Yesterday, the UK's labour data release was mixed due to wage growth remaining at record rates, but with job losses mounting. There was an initial bounce for GBP across the board as traders were fixed on what the wage outcome was. However, this dropped off once economists had seen the full report and digested the current state of play.
Yes, there was an increase in total pay (including bonuses) to 8.5% from 8.4%. But excluding bonuses, wage growth was unchanged MoM. This is important because previous months have seen a large increase in wage packets and now it looks like a plateau has finally been reached. This mixed with the unemployment rate rising slightly points to softening in the labour market, which will bring down inflation further and allow the BoE to stop raising interest rates after this month potentially (bad news for GBP).
Today, the UK has surprised on the downside with GDP missing forecast by a fair distance. -0.5% was realised from a -0.2% estimate, a slump being put down to a wet July and the ongoing public sector strikes.

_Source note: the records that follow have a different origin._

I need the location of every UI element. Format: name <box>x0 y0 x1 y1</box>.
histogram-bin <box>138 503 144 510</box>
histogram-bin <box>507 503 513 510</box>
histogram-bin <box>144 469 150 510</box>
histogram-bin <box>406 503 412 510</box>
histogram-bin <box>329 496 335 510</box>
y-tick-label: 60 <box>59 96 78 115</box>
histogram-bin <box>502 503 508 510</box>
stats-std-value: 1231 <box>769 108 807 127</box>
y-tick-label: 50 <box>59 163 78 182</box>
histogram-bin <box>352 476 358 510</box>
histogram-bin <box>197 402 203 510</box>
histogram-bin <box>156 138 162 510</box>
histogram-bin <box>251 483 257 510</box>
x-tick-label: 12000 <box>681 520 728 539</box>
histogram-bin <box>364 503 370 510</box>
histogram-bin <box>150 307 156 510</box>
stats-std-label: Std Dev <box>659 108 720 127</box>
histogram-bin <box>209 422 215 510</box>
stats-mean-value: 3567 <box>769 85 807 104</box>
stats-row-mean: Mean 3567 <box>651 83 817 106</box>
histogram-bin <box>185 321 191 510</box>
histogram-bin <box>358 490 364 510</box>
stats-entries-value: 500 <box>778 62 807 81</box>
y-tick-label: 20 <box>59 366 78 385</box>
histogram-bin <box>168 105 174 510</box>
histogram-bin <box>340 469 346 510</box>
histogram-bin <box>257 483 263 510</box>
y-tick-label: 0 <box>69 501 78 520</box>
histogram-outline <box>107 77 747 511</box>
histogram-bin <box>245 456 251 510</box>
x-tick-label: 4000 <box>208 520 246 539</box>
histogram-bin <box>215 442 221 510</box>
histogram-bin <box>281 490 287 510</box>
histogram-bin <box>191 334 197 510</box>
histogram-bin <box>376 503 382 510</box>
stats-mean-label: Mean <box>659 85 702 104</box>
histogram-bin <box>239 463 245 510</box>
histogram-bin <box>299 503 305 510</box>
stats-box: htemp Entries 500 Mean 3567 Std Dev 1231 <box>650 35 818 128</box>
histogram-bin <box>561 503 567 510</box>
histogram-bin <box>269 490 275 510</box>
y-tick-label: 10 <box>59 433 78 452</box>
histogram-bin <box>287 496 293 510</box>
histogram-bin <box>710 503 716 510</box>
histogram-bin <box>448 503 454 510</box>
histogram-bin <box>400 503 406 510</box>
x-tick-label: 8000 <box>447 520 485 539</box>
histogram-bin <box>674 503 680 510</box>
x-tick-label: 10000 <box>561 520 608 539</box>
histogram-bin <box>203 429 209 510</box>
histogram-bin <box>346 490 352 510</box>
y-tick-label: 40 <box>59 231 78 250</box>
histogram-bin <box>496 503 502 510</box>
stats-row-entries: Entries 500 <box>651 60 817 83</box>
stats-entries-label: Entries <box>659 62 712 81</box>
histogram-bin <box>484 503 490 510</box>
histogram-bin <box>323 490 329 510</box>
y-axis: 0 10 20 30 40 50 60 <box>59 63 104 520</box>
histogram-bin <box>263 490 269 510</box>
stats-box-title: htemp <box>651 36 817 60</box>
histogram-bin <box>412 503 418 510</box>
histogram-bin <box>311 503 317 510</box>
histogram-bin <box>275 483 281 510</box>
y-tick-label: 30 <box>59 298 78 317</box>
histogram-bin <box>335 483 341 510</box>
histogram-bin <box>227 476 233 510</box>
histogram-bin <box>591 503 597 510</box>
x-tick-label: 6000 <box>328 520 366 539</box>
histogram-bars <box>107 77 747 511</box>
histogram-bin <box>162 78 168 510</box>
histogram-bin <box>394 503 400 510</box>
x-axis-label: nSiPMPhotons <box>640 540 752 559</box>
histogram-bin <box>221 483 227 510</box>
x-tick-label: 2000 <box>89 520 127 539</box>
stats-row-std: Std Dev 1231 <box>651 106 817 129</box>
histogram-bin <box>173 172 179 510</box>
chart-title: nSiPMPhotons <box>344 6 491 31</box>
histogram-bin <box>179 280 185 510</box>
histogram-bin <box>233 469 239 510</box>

This is a real warning sign that the UK economy could be about to enter stagflation, where high inflation marries falling growth.
It puts pressure on the UK to deliver August growth, otherwise there is no doubt traders will turn £ negative. The Pound has moved lower after the news today, as markets await the US inflation report and digest the latest German economic news that the German Government expect to see its GDP number contract by -0.3% this year, as opposed to an earlier forecast of +0.4%.